The homography matrix \(H\) for a transformation between two planes can be defined as:
\[\mathbf{x'} = H \cdot \mathbf{x}\]where \(\mathbf{x}\) represents points in the camera view and \(\mathbf{x'}\) represents mapped points in the store’s 3D coordinate system.
We faced challenges around maintaining calibration stability due to minor shifts in camera positions and changes in store lighting.
Regular recalibration schedules were set, and camera lens distortion correction was applied to reduce discrepancies between feeds.
Virtual Mapping and Tracking

For customer tracking, we used multi-camera tracking algorithms based on deep sort and Kalman filters.
Multi-camera tracking in a crowded environment is complex, as it requires handling occlusions, re-identifications, and maintaining continuity across camera views.
The Kalman filter predicts the position and velocity of each customer as they move, using the following state transition:
\[\mathbf{x}_{k} = F \cdot \mathbf{x}_{k-1} + G \cdot \mathbf{u}_{k-1} + \mathbf{w}_{k-1}\]where \(F\) is the state transition matrix, \(\mathbf{u}_{k-1}\) is the control vector, and \(\mathbf{w}_{k-1}\) is process noise.
With deep sort, re-identification embeddings were generated to handle instances when customers were briefly occluded or left the view of one camera, then reappeared in another.
Object Detection and Recognition

Our object recognition system was powered by EfficientDet, a state-of-the-art object detection model.
EfficientDet utilizes a bi-directional feature pyramid network (BiFPN) and compound scaling, allowing for optimal accuracy and computational efficiency.
Unlike traditional object detection models, EfficientDet can scale efficiently across different input sizes and feature resolutions, which is very important for real-time performance in dynamic retail settings.
The objective function used in EfficientDet is based on weighted focal loss, which addresses class imbalance issues by down-weighting easy examples:
\[\text{FL}(p_t) = - \alpha_t (1 - p_t)^\gamma \log(p_t)\]where \(p_t\) is the predicted probability of the true class, \(\alpha_t\) is a weighting factor, and \(\gamma\) adjusts the rate at which easy examples are down-weighted.
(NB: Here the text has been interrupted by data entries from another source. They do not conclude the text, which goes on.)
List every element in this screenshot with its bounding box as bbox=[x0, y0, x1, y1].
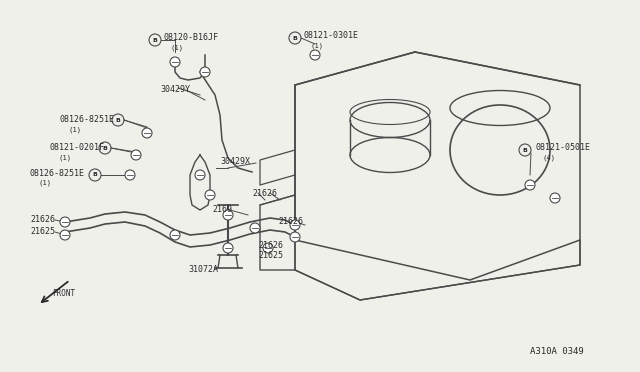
Text: 30429Y: 30429Y bbox=[160, 86, 190, 94]
Text: 21626: 21626 bbox=[252, 189, 277, 198]
Text: (1): (1) bbox=[310, 43, 323, 49]
Circle shape bbox=[60, 230, 70, 240]
Text: (4): (4) bbox=[542, 155, 555, 161]
Circle shape bbox=[125, 170, 135, 180]
Text: 21625: 21625 bbox=[258, 250, 283, 260]
Text: B: B bbox=[102, 145, 108, 151]
Text: 08126-8251E: 08126-8251E bbox=[60, 115, 115, 125]
Circle shape bbox=[205, 190, 215, 200]
Text: 21626: 21626 bbox=[30, 215, 55, 224]
Circle shape bbox=[223, 210, 233, 220]
Circle shape bbox=[290, 220, 300, 230]
Text: B: B bbox=[523, 148, 527, 153]
Text: 30429X: 30429X bbox=[220, 157, 250, 167]
Text: FRONT: FRONT bbox=[52, 289, 75, 298]
Circle shape bbox=[142, 128, 152, 138]
Circle shape bbox=[263, 243, 273, 253]
Text: B: B bbox=[292, 35, 298, 41]
Circle shape bbox=[290, 232, 300, 242]
Circle shape bbox=[550, 193, 560, 203]
Text: (1): (1) bbox=[58, 155, 71, 161]
Circle shape bbox=[170, 57, 180, 67]
Text: 08121-0301E: 08121-0301E bbox=[303, 31, 358, 39]
Text: 08121-0201F: 08121-0201F bbox=[50, 144, 105, 153]
Text: A310A 0349: A310A 0349 bbox=[530, 347, 584, 356]
Circle shape bbox=[223, 243, 233, 253]
Text: (1): (1) bbox=[170, 45, 183, 51]
Text: B: B bbox=[152, 38, 157, 42]
Circle shape bbox=[195, 170, 205, 180]
Text: 08121-0501E: 08121-0501E bbox=[535, 144, 590, 153]
Text: 08126-8251E: 08126-8251E bbox=[30, 169, 85, 177]
Text: 21625: 21625 bbox=[30, 228, 55, 237]
Text: 2169: 2169 bbox=[212, 205, 232, 215]
Circle shape bbox=[131, 150, 141, 160]
Text: 21626: 21626 bbox=[258, 241, 283, 250]
Circle shape bbox=[250, 223, 260, 233]
Text: (1): (1) bbox=[38, 180, 51, 186]
Text: 31072A: 31072A bbox=[188, 266, 218, 275]
Circle shape bbox=[525, 180, 535, 190]
Text: B: B bbox=[116, 118, 120, 122]
Circle shape bbox=[200, 67, 210, 77]
Text: 08120-B16JF: 08120-B16JF bbox=[163, 33, 218, 42]
Text: 21626: 21626 bbox=[278, 218, 303, 227]
Circle shape bbox=[60, 217, 70, 227]
Circle shape bbox=[310, 50, 320, 60]
Text: (1): (1) bbox=[68, 127, 81, 133]
Circle shape bbox=[170, 230, 180, 240]
Text: B: B bbox=[93, 173, 97, 177]
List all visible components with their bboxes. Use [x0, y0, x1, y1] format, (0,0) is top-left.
This formulation allows EfficientDet to prioritize hard-to-detect items and improves overall detection quality.
Action Recognition
To track customer interactions with products, we implemented an action recognition model based on I3D (Inflated 3D ConvNet) architecture, known for its effectiveness in capturing spatiotemporal features by inflating 2D filters into 3D.
The I3D model applies 3D convolutions across consecutive frames, which allows it to capture motion, direction, and object interactions effectively.
The I3D model learns temporal patterns by extending 2D convolutional filters along the temporal dimension:
\[f(x) = \sigma \left( W_{3D} * x + b \right)\]where \(W_{3D}\) is a 3D convolutional kernel, \(x\) is the input video clip, and \(\sigma\) is the activation function.
This design enables the model to capture motion patterns across frames, effectively identifying actions like “picking up,” “examining,” or “returning” items.
System Integration
We implemented a scalable, cloud-based architecture with containerized microservices to bring together the different layers of this retail experience.
Each component operates as an independent microservice, allowing flexibility, scalability, and resilience.
By adopting a microservices approach, the system can process multiple streams of data simultaneously from the in-store cameras, identifying customers, tracking their movements, and detecting interactions with products in real time.
A distributed architecture like that ensures that each service can be updated or scaled independently, supporting dynamic load adjustments as store activity fluctuates.